To Lady Lucille there was only one thing in life worth having—money; and to obtain this prize she had been carefully nurtured and laboriously taught. Long before she left the nursery she had grown to understand that her one object and sole ambition must be a wealthy and suitable marriage; and to this end every advantage of mind and body had been trained and cultivated as one trains a young thoroughbred for a great race.

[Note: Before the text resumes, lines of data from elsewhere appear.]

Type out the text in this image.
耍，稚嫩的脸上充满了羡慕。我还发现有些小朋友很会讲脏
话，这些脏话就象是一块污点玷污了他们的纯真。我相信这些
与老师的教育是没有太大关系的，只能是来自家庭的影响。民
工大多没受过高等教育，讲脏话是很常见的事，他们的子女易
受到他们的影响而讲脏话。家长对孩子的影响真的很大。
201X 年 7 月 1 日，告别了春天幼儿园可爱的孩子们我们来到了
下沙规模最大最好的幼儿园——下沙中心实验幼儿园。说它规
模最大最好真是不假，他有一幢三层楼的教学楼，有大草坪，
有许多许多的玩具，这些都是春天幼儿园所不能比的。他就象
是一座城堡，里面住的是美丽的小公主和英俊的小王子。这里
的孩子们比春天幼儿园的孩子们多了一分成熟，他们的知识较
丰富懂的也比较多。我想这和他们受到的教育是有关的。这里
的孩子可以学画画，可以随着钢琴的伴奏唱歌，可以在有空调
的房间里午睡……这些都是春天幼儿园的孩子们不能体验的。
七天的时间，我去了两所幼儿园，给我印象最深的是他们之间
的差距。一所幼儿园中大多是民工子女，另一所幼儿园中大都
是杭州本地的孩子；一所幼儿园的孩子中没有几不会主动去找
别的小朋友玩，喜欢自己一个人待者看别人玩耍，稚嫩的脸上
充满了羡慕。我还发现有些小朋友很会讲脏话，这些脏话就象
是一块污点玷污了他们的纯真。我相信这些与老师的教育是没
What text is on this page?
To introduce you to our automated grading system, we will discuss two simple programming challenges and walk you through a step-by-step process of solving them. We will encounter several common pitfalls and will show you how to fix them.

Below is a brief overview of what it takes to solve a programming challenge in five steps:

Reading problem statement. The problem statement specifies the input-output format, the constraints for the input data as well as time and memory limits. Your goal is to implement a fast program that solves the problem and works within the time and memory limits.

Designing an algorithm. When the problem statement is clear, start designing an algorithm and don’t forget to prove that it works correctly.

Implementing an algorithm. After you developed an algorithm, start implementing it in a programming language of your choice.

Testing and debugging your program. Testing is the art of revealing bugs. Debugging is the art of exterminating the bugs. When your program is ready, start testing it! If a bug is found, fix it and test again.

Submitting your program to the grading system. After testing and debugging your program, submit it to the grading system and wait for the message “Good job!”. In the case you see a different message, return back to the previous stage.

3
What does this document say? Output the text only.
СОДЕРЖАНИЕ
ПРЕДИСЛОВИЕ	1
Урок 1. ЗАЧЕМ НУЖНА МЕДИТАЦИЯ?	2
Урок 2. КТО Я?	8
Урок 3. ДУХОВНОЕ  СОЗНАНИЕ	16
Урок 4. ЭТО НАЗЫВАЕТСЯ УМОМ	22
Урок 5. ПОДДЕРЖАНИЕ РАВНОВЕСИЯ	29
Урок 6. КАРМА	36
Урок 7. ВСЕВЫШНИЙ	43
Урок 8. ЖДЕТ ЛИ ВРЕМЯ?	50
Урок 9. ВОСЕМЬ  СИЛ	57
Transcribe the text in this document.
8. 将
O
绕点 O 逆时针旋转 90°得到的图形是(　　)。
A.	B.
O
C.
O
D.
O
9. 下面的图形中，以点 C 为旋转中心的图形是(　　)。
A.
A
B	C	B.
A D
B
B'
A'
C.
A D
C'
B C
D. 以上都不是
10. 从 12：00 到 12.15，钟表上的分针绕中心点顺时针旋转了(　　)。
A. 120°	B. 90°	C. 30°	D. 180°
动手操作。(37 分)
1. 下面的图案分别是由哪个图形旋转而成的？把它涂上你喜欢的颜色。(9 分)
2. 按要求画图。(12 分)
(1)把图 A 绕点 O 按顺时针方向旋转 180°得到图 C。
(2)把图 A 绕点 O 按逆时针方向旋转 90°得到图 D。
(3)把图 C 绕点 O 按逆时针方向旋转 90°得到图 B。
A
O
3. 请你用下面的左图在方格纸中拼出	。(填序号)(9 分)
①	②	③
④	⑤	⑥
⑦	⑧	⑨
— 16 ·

She had been taught to laugh at sentiment, to regard admiration as valueless unless it came from a millionaire; to sneer at love unless it paced, richly clad and warmly shod, from a palace. She had graduated in the School of Fashion, and had passed with high honors. There was no more beautiful woman in all England than Lady Lucille; few possessed greater charm; men sang her praises; artists fought for the honor of hanging her picture in the Academy; the society papers humbly reported her doings, her sayings, and her conquests; royalties smiled approvingly on this queen of fashion, and not a single soul, Lady Lucille herself least of all, realized that this perfection was but the hollow husk and shell of beauty without heart or soul; that behind the lovely face, within the graceful form, lurked as selfish and ignoble a nature as that which stirs the blood of any drab upon the Streets.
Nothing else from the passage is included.